El espectador acostumbrado al montaje frenético del cine de Hollywood, deberá tener en cuenta esto para que no le resulte “lenta”, y darse a la vez la posibilidad de observar la obra con más detenimiento. Como si estuviera mirando un cuadro.

Ayuda mucho la fotografía de Andrea Locatelli, y la compaginación de Benni Atria y Maurizio Grillo, dos hombres que parecieran haber visto todo sobre el concepto Tarkovskiano del montaje, sus ideas de atrapar un momento en el tiempo con la cámara, y dejarlo respirar para que siga vivo.

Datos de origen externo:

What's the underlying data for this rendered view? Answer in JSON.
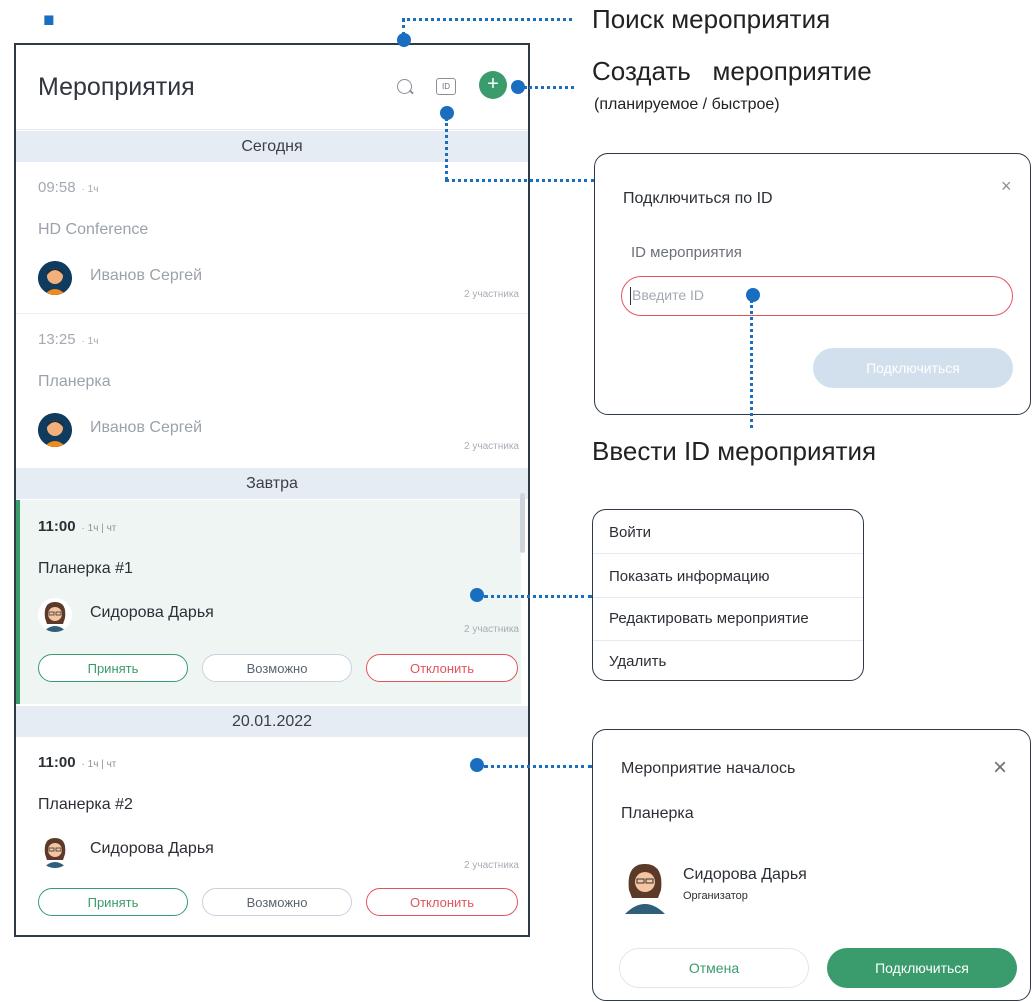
{
  "panel": {
    "title": "Мероприятия",
    "id_button": "ID",
    "add_button": "+"
  },
  "groups": [
    {
      "label": "Сегодня"
    },
    {
      "label": "Завтра"
    },
    {
      "label": "20.01.2022"
    }
  ],
  "events": [
    {
      "time": "09:58",
      "meta": "· 1ч",
      "name": "HD Conference",
      "organizer": "Иванов Сергей",
      "participants": "2 участника"
    },
    {
      "time": "13:25",
      "meta": "· 1ч",
      "name": "Планерка",
      "organizer": "Иванов Сергей",
      "participants": "2 участника"
    },
    {
      "time": "11:00",
      "meta": "· 1ч | чт",
      "name": "Планерка #1",
      "organizer": "Сидорова Дарья",
      "participants": "2 участника"
    },
    {
      "time": "11:00",
      "meta": "· 1ч | чт",
      "name": "Планерка #2",
      "organizer": "Сидорова Дарья",
      "participants": "2 участника"
    }
  ],
  "actions": {
    "accept": "Принять",
    "maybe": "Возможно",
    "decline": "Отклонить"
  },
  "callouts": {
    "search": "Поиск мероприятия",
    "create": "Создать   мероприятие",
    "create_sub": "(планируемое / быстрое)",
    "enter_id": "Ввести ID мероприятия"
  },
  "join_dialog": {
    "title": "Подключиться по ID",
    "field_label": "ID мероприятия",
    "placeholder": "Введите ID",
    "connect": "Подключиться",
    "close": "×"
  },
  "context_menu": {
    "items": [
      "Войти",
      "Показать информацию",
      "Редактировать мероприятие",
      "Удалить"
    ]
  },
  "started_dialog": {
    "title": "Мероприятие началось",
    "event": "Планерка",
    "person": "Сидорова Дарья",
    "role": "Организатор",
    "cancel": "Отмена",
    "connect": "Подключиться",
    "close": "×"
  },
  "colors": {
    "accent_blue": "#1a6ec0",
    "green": "#3a9b6c",
    "red": "#e0555c"
  }
}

Cuando todo vuelve a empezar, nos hemos dado cuenta que transitamos un camino al ritmo mismo del arte y de la vida. “Le quattro volte” puede ser una pintura del impresionismo; un film realista o una combinación de ambos. Para el caso la visualidad no pasa por esperar cortes de plano, sino por descubrir el diseño de arte que creó la naturaleza.

Yo le diría al potencial espectador que se prepare para una propuesta distinta, reflexiva, poética y, sobre todo, muy pensada. No importa si es en un paraje de algún lugar del mundo o en la ciudad. Cuando el tiempo se detiene el desafío no es dejarse llevar; sino tomar uno la decisión de qué hacer cuando una obra de este tipo se presenta ante nuestros ojos.